There are bridges built over the old stadium to connect with the new stadium. The roof has an integrated floodlight design and is designed to provide superior acoustics. The grass area is 120 x 80 m, the actual pitch is 105 x 68 m. It has been integrated into the area surrounding the stadium by large numbers of trees and other greenery.

==External dimensions==
- North to South: 230 m
- East to West: 210 m
- Height to Roof: 46.5 m
- Roof Area: 28,100 m^{2}
- Map Coordinates: 51° 20' 44" N; 12° 20' 54" E

==2006 FIFA World Cup==
The stadium was one of the venues for the 2006 FIFA World Cup, the only one located in former East Germany. The following games were played at the stadium during the 2006 World Cup:

| Date | Time (CEST) | Team #1 | Result | Team #2 | Round | Attendance |
|---|---|---|---|---|---|---|
| 11 June 2006 | 15:00 | Serbia and Montenegro | 0–1 | Netherlands | Group C | 43,000 |
| 14 June 2006 | 15:00 | Spain | 4–0 | Ukraine | Group H | 43,000 |
| 18 June 2006 | 21:00 | South Korea | 1–1 | France | Group G | 43,000 |
| 21 June 2006 | 16:00 | Iran | 1–1 | Angola | Group D | 38,000 |
| 24 June 2006 | 21:00 | Argentina | 2–1 (a.e.t.) | Mexico | Round of 16 | 43,000 |

==UEFA Euro 2024==
The stadium was one of the venues for the UEFA Euro 2024, the only one located in former East Germany.

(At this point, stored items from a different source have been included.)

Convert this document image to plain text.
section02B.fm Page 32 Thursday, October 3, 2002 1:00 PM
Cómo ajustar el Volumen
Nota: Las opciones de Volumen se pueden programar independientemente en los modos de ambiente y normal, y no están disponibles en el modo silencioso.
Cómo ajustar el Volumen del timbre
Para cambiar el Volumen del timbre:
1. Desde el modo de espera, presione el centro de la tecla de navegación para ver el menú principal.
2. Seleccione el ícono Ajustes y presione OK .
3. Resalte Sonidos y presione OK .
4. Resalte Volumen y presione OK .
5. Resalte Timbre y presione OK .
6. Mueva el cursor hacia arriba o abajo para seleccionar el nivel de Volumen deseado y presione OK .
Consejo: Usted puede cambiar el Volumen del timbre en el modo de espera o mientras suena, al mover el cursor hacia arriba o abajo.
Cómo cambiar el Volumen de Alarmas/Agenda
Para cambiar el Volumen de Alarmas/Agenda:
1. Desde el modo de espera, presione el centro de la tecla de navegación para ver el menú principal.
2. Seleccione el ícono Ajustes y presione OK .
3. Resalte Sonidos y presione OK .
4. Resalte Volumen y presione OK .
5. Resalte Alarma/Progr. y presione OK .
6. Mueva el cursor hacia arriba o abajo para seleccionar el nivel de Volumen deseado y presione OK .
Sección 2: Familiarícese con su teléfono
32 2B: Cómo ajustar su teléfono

The following games were played at the stadium during the tournament:

| Date | Time (CEST) | Team #1 | Result | Team #2 | Round | Spectators |
|---|---|---|---|---|---|---|
| 18 June 2024 | 21:00 | Portugal | 2–1 | Czech Republic | Group F | 38,421 |
| 21 June 2024 | 21:00 | Netherlands | 0–0 | France | Group D | 38,531 |
| 24 June 2024 | 21:00 | Croatia | 1–1 | Italy | Group B | 38,322 |
| 2 July 2024 | 21:00 | Austria | 1–2 | Turkey | Round of 16 | 38,305 |

==Other uses==
The arena is frequently used as a concert venue. Tina Turner (2000), Paul McCartney (2004), Herbert Grönemeyer (2007, 2011), Genesis (2007), Bon Jovi (2008), Depeche Mode (2009, 2013), AC/DC (2009, 2016), Mario Barth (2011), Coldplay (2012, 2017), Bruce Springsteen & The E Street Band (2013), Helene Fischer (2015, 2018), Rammstein (2022), P!nk (2024) and Robbie Williams (2025) have all played at this venue.